By: Logan Becher
Citizens of Cornhusker Boys’ State tried their hand at presenting actual court cases being debated on in the Supreme Court during a session on Thursday. In this session, Staters were split into groups to decide which case they would be presenting and who they were to represent. Once these groups were determined, the towns were also split by County, each presenting the same cases to different judges. The cases selected were Masterpiece Cakeshop v. Colorado, Carpenter v. United States, Collins v. Virginia, and Byrd v. United States.
To begin the session, representatives for the Masterpiece Cakeshop v. Colorado presented their cases. This case came to court after the owner of Masterpiece Cakeshop refused to bake a personalized cake for a same-sex couple. For Costello County, the judges determined Masterpiece Cakeshop the winner of the case 3-0. Rohan County judges determined Masterpiece Cakeshop the winner by a vote of 2-0.
In the case of Carpenter v. United States, police had reason to believe that Carpenter was involved in criminal action. Police authorities pulled information from his cell provider and then used the information to track his phone location for 127 days, resulting in his arrest. Costello County voted United States the winner 3-0, and Rohan County found United States as the winner with a vote of 2-0.
Collins v. Virginia was a case that came to the Supreme Court when a police officers found a motorcycle violating traffic laws on two occasions. Later finding a similar looking vehicle, a police officer arrested the driver without a warrant, violating the 4th Amendment. Costello County found Collins the winner by a vote of 2-1. Rohan County could not decide a winner, having a vote of 1-1.
The final case of Byrd v. United States was brought to the Supreme Court when Byrd was pulled over, while using a rental car under another name, for violating traffic laws. When stopped, police asked to search the car and found heroin and body armor. Costello County judges decided the United States won this case 3-0. Rohan County decided that Byrd won the case 2-0.
By: David O’Connell
The main purpose of Boys’ State is for young men to learn about how the government works in the state of Nebraska. This idea finally started to appear early on the first morning in the weekly schedule when guest speaker Kate Bolz, representing the 29th district in the State Legislator, talked to a smaller division of boys elected to the State Legislator for the Boys’ State program.
Her presentation consisted of how she first began her career in government and how the unique system of a Unicameral Legislator in Nebraska works.
When Bolz first started to run as the District Legislator, she undertook lots of door knocking to reach out to voters, but because Nebraska has a Unicameral Legislature, she did not feel obliged to mention her political party when campaigning.
“I felt compelled that my talents would serve the citizens,” Bolz said.
Bolz had past experience in organizations involved with Down Syndrome and children’s Medicare funding and used her experience to entice voters.
Moreover, Bolz declared that she is a registered Democrat, but said that it did not matter in the capitol because it is a non-partisan legislator and that there is no majority or minority leader.
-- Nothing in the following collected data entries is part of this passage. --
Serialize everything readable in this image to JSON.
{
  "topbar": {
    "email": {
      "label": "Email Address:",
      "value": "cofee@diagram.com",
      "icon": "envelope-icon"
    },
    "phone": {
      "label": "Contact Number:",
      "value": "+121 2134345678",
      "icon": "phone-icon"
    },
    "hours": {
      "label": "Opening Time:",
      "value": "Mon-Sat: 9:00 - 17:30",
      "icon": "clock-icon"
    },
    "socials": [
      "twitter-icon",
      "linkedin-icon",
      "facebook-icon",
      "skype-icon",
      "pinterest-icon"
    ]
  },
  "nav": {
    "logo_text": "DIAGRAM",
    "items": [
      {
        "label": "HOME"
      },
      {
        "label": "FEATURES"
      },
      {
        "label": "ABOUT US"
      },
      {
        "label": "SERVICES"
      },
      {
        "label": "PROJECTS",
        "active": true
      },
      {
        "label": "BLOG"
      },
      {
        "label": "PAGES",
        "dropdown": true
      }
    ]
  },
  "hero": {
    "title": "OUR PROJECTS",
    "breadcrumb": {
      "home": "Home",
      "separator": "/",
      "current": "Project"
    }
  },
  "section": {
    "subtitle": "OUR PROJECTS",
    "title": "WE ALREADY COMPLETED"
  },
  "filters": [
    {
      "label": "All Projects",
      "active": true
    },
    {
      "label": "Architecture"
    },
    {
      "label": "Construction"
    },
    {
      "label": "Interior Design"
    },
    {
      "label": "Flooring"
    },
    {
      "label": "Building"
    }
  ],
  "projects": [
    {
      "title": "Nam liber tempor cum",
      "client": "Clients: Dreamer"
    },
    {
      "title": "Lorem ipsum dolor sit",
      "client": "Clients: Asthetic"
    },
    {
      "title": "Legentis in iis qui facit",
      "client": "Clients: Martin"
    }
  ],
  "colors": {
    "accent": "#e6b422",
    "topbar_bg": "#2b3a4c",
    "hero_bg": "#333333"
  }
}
In addition, she stated that there is no caucus for legislators running.
She further explained that the people of Nebraska act as the second house to the Unicameral Legislator by having citizens voice their concerns to senators. Because in a bicameral legislator, both houses have to approve a bill in order for it to be passed, and in Nebraska’s case, the people can voice their approval to a bill.
Cornhusker Boys State is randomly divided into two political parties, Nationalists and Federalists. The two parties start with a blank platform. Party members work to adopt “planks” of the platform at their conventions. Following the party conventions, candidates for various state offices offered remarks and answered questions from thier fellow citizens. The primary election, for everything except Governor, will be held on Tuesday June 5th.
Sen. Kate Bolz visited Cornhusker Boys State on Monday. Sen. Bolz discussed the unicameral legislature and how it works. In addition, she discussed some current issues facing the legislature and took several questions from the delegates. Sen. Bolz is from Lincoln and represents the 29th district.
The Cornhusker Boys State Unicameral Legislature is back in session. Forty nine delegates were elected to serve as senators. Senators will debate legislation throughout the week and have an opportunity to conduct business in the historic Warner Chambers at the Nebraska State Capitol.
One of the first tasks of the Legislature is to elect a speaker.